Emerging Shortage Of Registered Nurses
March 23, 1999
Registered nurses -- those who are highly trained to serve in emergency and operating rooms and in pediatric wards for high- risk babies -- are in short supply today and the signs are that the situation will only get worse. Experts say that many are reaching retirement age and their potential replacements are following other career paths.
- The 500 or so U.S. colleges that produce nurses with bachelor's and master's degrees report a 5.5 percent fall-off in enrollees last year -- the fourth decline in as many years.
- The average age of nurses is 45 -- about a decade older than the population -- and they will be retiring along with the baby-boomers, who will eventually need their care.
- Some nursing colleges admit they are dipping deeper into their waiting lists and enrolling less-qualified candidates.

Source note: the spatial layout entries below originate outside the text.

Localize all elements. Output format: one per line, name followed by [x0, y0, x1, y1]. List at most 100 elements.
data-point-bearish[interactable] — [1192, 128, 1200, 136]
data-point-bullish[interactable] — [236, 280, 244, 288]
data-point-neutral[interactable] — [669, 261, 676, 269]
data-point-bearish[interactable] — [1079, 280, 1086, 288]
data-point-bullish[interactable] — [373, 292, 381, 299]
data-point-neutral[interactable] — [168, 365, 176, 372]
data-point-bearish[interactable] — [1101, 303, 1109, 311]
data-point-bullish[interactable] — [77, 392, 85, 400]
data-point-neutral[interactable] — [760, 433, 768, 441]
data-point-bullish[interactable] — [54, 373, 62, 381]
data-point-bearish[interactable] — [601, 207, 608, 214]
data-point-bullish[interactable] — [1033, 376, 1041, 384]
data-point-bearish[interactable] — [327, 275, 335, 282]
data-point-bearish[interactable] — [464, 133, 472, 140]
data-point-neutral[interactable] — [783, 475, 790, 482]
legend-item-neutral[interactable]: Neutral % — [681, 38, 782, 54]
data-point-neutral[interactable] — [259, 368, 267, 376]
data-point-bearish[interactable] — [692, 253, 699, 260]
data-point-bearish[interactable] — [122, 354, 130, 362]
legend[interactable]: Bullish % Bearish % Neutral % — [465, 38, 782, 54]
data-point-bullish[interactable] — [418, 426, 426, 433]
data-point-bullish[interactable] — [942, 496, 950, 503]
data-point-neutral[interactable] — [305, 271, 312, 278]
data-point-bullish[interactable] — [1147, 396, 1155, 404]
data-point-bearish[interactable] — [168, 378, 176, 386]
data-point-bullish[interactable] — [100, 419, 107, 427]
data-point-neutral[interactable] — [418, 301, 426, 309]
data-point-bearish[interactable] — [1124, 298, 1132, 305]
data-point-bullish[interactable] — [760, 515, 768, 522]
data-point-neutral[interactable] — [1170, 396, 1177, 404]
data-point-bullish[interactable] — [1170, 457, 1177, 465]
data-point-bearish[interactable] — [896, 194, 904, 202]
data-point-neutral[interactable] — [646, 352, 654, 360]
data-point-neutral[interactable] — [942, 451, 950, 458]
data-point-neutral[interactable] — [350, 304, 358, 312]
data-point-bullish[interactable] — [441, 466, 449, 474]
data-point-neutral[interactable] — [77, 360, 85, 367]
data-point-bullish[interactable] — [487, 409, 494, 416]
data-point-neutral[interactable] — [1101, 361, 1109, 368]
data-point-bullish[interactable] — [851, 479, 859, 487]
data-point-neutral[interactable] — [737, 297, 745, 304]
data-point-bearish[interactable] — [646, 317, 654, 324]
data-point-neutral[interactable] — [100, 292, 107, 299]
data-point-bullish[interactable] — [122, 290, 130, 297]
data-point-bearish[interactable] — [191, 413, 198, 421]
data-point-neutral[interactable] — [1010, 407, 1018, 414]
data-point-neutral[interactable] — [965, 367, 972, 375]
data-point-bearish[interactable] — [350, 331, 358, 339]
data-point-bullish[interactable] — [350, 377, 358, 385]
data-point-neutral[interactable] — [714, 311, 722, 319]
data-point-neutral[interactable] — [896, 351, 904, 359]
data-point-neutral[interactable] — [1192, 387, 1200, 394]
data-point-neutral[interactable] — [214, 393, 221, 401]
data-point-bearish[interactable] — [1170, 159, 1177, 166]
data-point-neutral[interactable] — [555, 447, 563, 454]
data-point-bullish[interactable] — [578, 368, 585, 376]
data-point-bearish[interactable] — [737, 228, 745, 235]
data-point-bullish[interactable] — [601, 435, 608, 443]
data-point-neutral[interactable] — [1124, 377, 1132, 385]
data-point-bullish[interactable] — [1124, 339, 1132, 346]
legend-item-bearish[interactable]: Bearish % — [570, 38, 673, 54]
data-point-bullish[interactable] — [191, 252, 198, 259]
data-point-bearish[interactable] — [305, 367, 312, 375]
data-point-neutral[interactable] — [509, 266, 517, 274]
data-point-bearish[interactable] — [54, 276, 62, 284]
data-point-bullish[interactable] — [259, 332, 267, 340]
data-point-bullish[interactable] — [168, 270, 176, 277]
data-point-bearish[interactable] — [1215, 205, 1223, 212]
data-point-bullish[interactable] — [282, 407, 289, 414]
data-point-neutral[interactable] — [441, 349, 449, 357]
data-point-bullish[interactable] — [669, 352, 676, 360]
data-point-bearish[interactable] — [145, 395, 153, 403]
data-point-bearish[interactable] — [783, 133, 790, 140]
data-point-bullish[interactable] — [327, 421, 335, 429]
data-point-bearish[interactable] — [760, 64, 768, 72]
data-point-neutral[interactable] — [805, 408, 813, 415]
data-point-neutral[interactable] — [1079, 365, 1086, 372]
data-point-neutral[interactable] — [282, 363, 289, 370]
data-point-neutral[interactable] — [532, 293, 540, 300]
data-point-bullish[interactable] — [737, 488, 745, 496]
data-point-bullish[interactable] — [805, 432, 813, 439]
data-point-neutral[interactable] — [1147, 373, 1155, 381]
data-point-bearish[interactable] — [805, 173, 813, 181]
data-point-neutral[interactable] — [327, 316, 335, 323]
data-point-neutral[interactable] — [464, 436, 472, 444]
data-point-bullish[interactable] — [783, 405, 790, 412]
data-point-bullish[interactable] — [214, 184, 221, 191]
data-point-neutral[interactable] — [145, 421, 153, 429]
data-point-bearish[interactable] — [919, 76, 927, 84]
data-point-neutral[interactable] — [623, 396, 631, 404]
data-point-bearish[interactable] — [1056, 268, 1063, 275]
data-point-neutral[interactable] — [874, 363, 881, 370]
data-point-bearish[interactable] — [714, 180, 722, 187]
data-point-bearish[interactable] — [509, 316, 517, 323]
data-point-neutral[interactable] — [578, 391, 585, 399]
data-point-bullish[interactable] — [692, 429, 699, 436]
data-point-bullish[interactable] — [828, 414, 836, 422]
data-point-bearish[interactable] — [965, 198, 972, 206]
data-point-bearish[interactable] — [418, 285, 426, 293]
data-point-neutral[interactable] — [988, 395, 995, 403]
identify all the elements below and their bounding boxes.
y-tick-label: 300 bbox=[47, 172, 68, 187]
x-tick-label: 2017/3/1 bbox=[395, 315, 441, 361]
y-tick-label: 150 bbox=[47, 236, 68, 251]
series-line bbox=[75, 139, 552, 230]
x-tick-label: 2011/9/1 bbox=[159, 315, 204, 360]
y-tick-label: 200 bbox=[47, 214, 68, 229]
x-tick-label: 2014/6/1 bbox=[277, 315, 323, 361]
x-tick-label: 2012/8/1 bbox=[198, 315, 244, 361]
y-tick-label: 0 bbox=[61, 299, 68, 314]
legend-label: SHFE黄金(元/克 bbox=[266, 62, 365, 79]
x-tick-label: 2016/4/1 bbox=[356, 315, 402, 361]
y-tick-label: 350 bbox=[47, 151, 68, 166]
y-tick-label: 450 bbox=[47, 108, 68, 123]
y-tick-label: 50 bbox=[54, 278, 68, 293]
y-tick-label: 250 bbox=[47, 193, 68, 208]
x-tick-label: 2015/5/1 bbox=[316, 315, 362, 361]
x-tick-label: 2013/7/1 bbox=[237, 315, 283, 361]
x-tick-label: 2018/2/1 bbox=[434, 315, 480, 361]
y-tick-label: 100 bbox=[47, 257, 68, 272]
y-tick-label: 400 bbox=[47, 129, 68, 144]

- Some hard-pressed hospitals are offering bonuses in the thousands of dollars to lure qualified registered nurses.
The shortage was first noticed in California last year and has spread to virtually all acute-care hospitals where patients go with strokes, heart attacks and the need for major surgery. Such institutions employ nearly two-thirds of all registered nurses.
The shortage is so serious that St. John's Regional Medical Center in Oxnard, Calif., announced last week that it would close part of its acute-care space for lack of registered nurses, and it is raising pay for critical-care nurses by $5 an hour, to more than $20 an hour.
Hospitals report that it takes an average of 90 days to fill vacancies for clinical care and operating room nurses, as well as nurse managers.
Women still make up 90 percent of all nurses, and registered nurses often make $30 an hour or more.